Data Science on Ibex#

Introduction#

Core to our support philosophy is the goal of empowering users to manage their own software stacks and workflows through encouraging the use of Conda (+Pip), containers, and workflow management tools like Snakemake.

We encourage all Ibex users, but particularly those whose work will focus on data science or machine learning applications, to develop a familiarity with Conda (+Pip).

In particular, all Ibex data science users should install Miniconda in their Ibex user directories by following the instructions on GitHub.

If you are a new user who just wants to get started with data science on Ibex using Python, then you should start with the machine_learning module.

The machine_learning module is designed to help new Ibex data science users get up in running quickly without having to install any software or manage their own Conda environments.

This module has a large collection of recent versions of the most commonly used Python data science packages including Pandas, PyTorch, Scikit-Learn, TensorFlow, RAPIDS, and Jax that are already built to make use of GPUs; the module also includes the core scientific Python libraries such as Dask, NumPy, SciPy, and Xarray.

For a complete listing of the packages included in the module please see the module’s GitHub repository.

If you need a package (or a version of a package) that is not already included in the machine_learning module, then you should install Miniconda in your user directory and use Conda to create and manage your own software stack.

If you are an advanced user who has production use cases, then you may wish use the dl meta module which is based on the Intel Python distribution (also available via Conda) and includes deep learning libraries that have been compiled to target our hardware.

Again, if you find that you need a package that is not included inside the Intel Python distribution or a different version of one of the key deep learning frameworks that is not included in the dl meta-module, then you should install Miniconda in your user directory and use Conda (+Pip) manage your own software stack by following the instructions on GitHub.

Most Ibex data science users will fall somewhere in between the above two extremes.

If you fall into this category, then you should use Conda (+Pip) to manage your software stack.

You should install Miniconda in your Ibex user directory by following the instructions on GitHub.

FAQs#

Why Conda (+Pip) and not just Pip?#

Scientific computing and data science workflows almost always make use of multiple programming languages and paradigms. Usually some combination of Python or R, C/C++ and Fortran, and Javascript.

Many workflows require special libraries for working with accelerators such as GPUs. Conda was designed to specifically support scientific computing use cases in general, and data science/machine learning use cases in particular.
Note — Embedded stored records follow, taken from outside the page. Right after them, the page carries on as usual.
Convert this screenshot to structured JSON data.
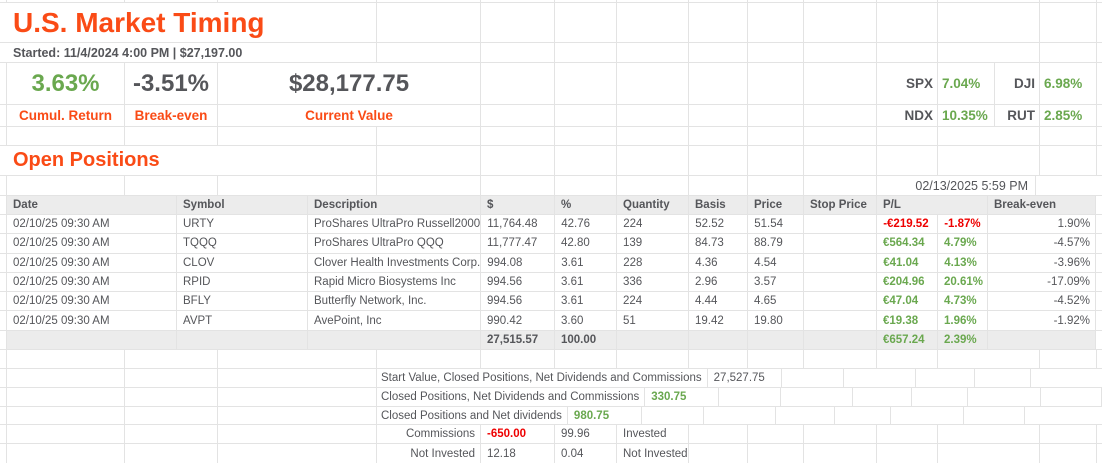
{
  "colors": {
    "accent_orange": "#fa4b16",
    "positive_green": "#6aa84f",
    "negative_red": "#ee0000",
    "text_gray": "#55565a"
  },
  "header": {
    "title": "U.S. Market Timing",
    "subtitle": "Started: 11/4/2024 4:00 PM | $27,197.00"
  },
  "stats": {
    "cumul_return": {
      "value": "3.63%",
      "label": "Cumul. Return"
    },
    "break_even": {
      "value": "-3.51%",
      "label": "Break-even"
    },
    "current_value": {
      "value": "$28,177.75",
      "label": "Current Value"
    }
  },
  "indices": [
    {
      "label": "SPX",
      "value": "7.04%"
    },
    {
      "label": "DJI",
      "value": "6.98%"
    },
    {
      "label": "NDX",
      "value": "10.35%"
    },
    {
      "label": "RUT",
      "value": "2.85%"
    }
  ],
  "positions": {
    "section_title": "Open Positions",
    "as_of": "02/13/2025 5:59 PM",
    "headers": {
      "date": "Date",
      "symbol": "Symbol",
      "description": "Description",
      "dollar": "$",
      "pct": "%",
      "quantity": "Quantity",
      "basis": "Basis",
      "price": "Price",
      "stop_price": "Stop Price",
      "pl": "P/L",
      "break_even": "Break-even"
    },
    "rows": [
      {
        "date": "02/10/25 09:30 AM",
        "symbol": "URTY",
        "description": "ProShares UltraPro Russell2000",
        "dollar": "11,764.48",
        "pct": "42.76",
        "quantity": "224",
        "basis": "52.52",
        "price": "51.54",
        "stop_price": "",
        "pl": "-€219.52",
        "pl_pct": "-1.87%",
        "break_even": "1.90%"
      },
      {
        "date": "02/10/25 09:30 AM",
        "symbol": "TQQQ",
        "description": "ProShares UltraPro QQQ",
        "dollar": "11,777.47",
        "pct": "42.80",
        "quantity": "139",
        "basis": "84.73",
        "price": "88.79",
        "stop_price": "",
        "pl": "€564.34",
        "pl_pct": "4.79%",
        "break_even": "-4.57%"
      },
      {
        "date": "02/10/25 09:30 AM",
        "symbol": "CLOV",
        "description": "Clover Health Investments Corp.",
        "dollar": "994.08",
        "pct": "3.61",
        "quantity": "228",
        "basis": "4.36",
        "price": "4.54",
        "stop_price": "",
        "pl": "€41.04",
        "pl_pct": "4.13%",
        "break_even": "-3.96%"
      },
      {
        "date": "02/10/25 09:30 AM",
        "symbol": "RPID",
        "description": "Rapid Micro Biosystems Inc",
        "dollar": "994.56",
        "pct": "3.61",
        "quantity": "336",
        "basis": "2.96",
        "price": "3.57",
        "stop_price": "",
        "pl": "€204.96",
        "pl_pct": "20.61%",
        "break_even": "-17.09%"
      },
      {
        "date": "02/10/25 09:30 AM",
        "symbol": "BFLY",
        "description": "Butterfly Network, Inc.",
        "dollar": "994.56",
        "pct": "3.61",
        "quantity": "224",
        "basis": "4.44",
        "price": "4.65",
        "stop_price": "",
        "pl": "€47.04",
        "pl_pct": "4.73%",
        "break_even": "-4.52%"
      },
      {
        "date": "02/10/25 09:30 AM",
        "symbol": "AVPT",
        "description": "AvePoint, Inc",
        "dollar": "990.42",
        "pct": "3.60",
        "quantity": "51",
        "basis": "19.42",
        "price": "19.80",
        "stop_price": "",
        "pl": "€19.38",
        "pl_pct": "1.96%",
        "break_even": "-1.92%"
      }
    ],
    "totals": {
      "dollar": "27,515.57",
      "pct": "100.00",
      "pl": "€657.24",
      "pl_pct": "2.39%"
    }
  },
  "summary": {
    "rows": [
      {
        "label": "Start Value, Closed Positions, Net Dividends and Commissions",
        "value": "27,527.75",
        "value2": "",
        "value3": ""
      },
      {
        "label": "Closed Positions, Net Dividends and Commissions",
        "value": "330.75",
        "value2": "",
        "value3": ""
      },
      {
        "label": "Closed Positions and Net dividends",
        "value": "980.75",
        "value2": "",
        "value3": ""
      },
      {
        "label": "Commissions",
        "value": "-650.00",
        "value2": "99.96",
        "value3": "Invested"
      },
      {
        "label": "Not Invested",
        "value": "12.18",
        "value2": "0.04",
        "value3": "Not Invested"
      }
    ]
  }
}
Pip, on the other hand, is a Python specific package manager designed to manage dependencies for Python only projects.

Conda solves both the environment management and the package management problems with a single tool. Users who want to use Pip will need to use some other tool to manage their virtual environments.
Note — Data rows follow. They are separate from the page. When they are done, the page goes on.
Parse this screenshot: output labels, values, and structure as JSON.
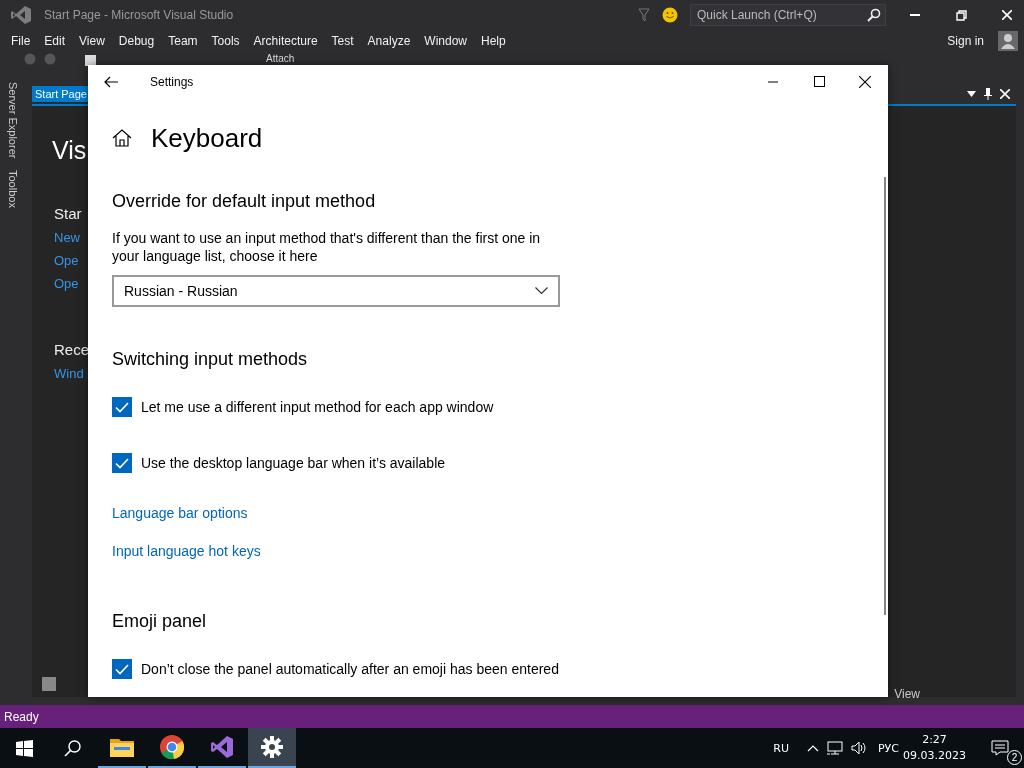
{
  "vs_window": {
    "title": "Start Page - Microsoft Visual Studio",
    "quick_launch": {
      "placeholder": "Quick Launch (Ctrl+Q)"
    },
    "sign_in": "Sign in",
    "menu": [
      "File",
      "Edit",
      "View",
      "Debug",
      "Team",
      "Tools",
      "Architecture",
      "Test",
      "Analyze",
      "Window",
      "Help"
    ],
    "toolbar": {
      "attach": "Attach"
    },
    "side_tabs": [
      "Server Explorer",
      "Toolbox"
    ],
    "document_tab": "Start Page",
    "start_page": {
      "title": "Vis",
      "start_heading": "Star",
      "start_links": [
        "New",
        "Ope",
        "Ope"
      ],
      "recent_heading": "Rece",
      "recent_links": [
        "Wind"
      ]
    },
    "bottom_tab": "View",
    "status_bar": "Ready"
  },
  "settings": {
    "title": "Settings",
    "page_title": "Keyboard",
    "sections": [
      {
        "heading": "Override for default input method",
        "items": [
          {
            "kind": "text",
            "text": "If you want to use an input method that's different than the first one in your language list, choose it here"
          },
          {
            "kind": "dropdown",
            "value": "Russian - Russian"
          }
        ]
      },
      {
        "heading": "Switching input methods",
        "items": [
          {
            "kind": "checkbox",
            "label": "Let me use a different input method for each app window",
            "checked": true
          },
          {
            "kind": "checkbox",
            "label": "Use the desktop language bar when it’s available",
            "checked": true
          },
          {
            "kind": "link",
            "text": "Language bar options"
          },
          {
            "kind": "link",
            "text": "Input language hot keys"
          }
        ]
      },
      {
        "heading": "Emoji panel",
        "items": [
          {
            "kind": "checkbox",
            "label": "Don’t close the panel automatically after an emoji has been entered",
            "checked": true
          }
        ]
      }
    ]
  },
  "taskbar": {
    "apps": [
      {
        "kind": "folder",
        "selected": false
      },
      {
        "kind": "browser",
        "selected": false
      },
      {
        "kind": "studio",
        "selected": false
      },
      {
        "kind": "gear",
        "selected": true
      }
    ],
    "language": "RU",
    "keyboard": "РУС",
    "time": "2:27",
    "date": "09.03.2023",
    "notifications": "2"
  }
}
By default Conda distributes pre-compiled binaries that are optimized for common computing architectures. This means that, for the most part, you should not need to bother compiling any code and will still get good performance.

That said, common compiler toolchains are also available from conda-forge if you do need to compile code, then you can download a compiler and do so while still using Conda (+Pip) to manage your software stack.

Can I use other environment management tools besides Conda on Ibex?#

We recommend that you not use virtual environment tools such as venv, Pipenv, Poetry, etc.

These virtual environment solutions are strictly inferior to Conda (+pip) for data science use cases.

Whilst these tools can often be made to work on Ibex, they will not be supported by Ibex staff.

Is there a Conda module that I should use?#

No, you should install Miniconda in your user directory by following our instructions on GitHub.

Can I install Anaconda instead of Miniconda?#

You can, but we do not recommend it.

The Anaconda Python distribution is too large to make a good default environment for you work.

We strongly encourage you to use separate Conda environments for each of your projects and to keep those Conda environments small (i.e., only install those packages that are necessary for a particular project in that project’s environment).

Should I install Pip in my Ibex user directory as well?#

No. Instead you will be installing a separate pip package into every one of your Conda environments.

You will then use the pip package installed in a particular Conda environment to install Python packages that are not available via any Conda channel into that Conda environment.

Should I install packages in my base Conda environment?#

No! You base Conda environment is used by Conda to interact with the host operating system.

Installing packages into the base Conda environment can (and will) eventually break the Conda tool and require you to remove and reinstall the entire Miniconda distribution.

Where should I install my Conda environments on Ibex?#

Conda environments should be installed inside a project directory in the your Ibex scratch directory for optimal performance.

Your should create an environment.yml file, save the file inside the project directory, and create the Conda environment from this configuration file.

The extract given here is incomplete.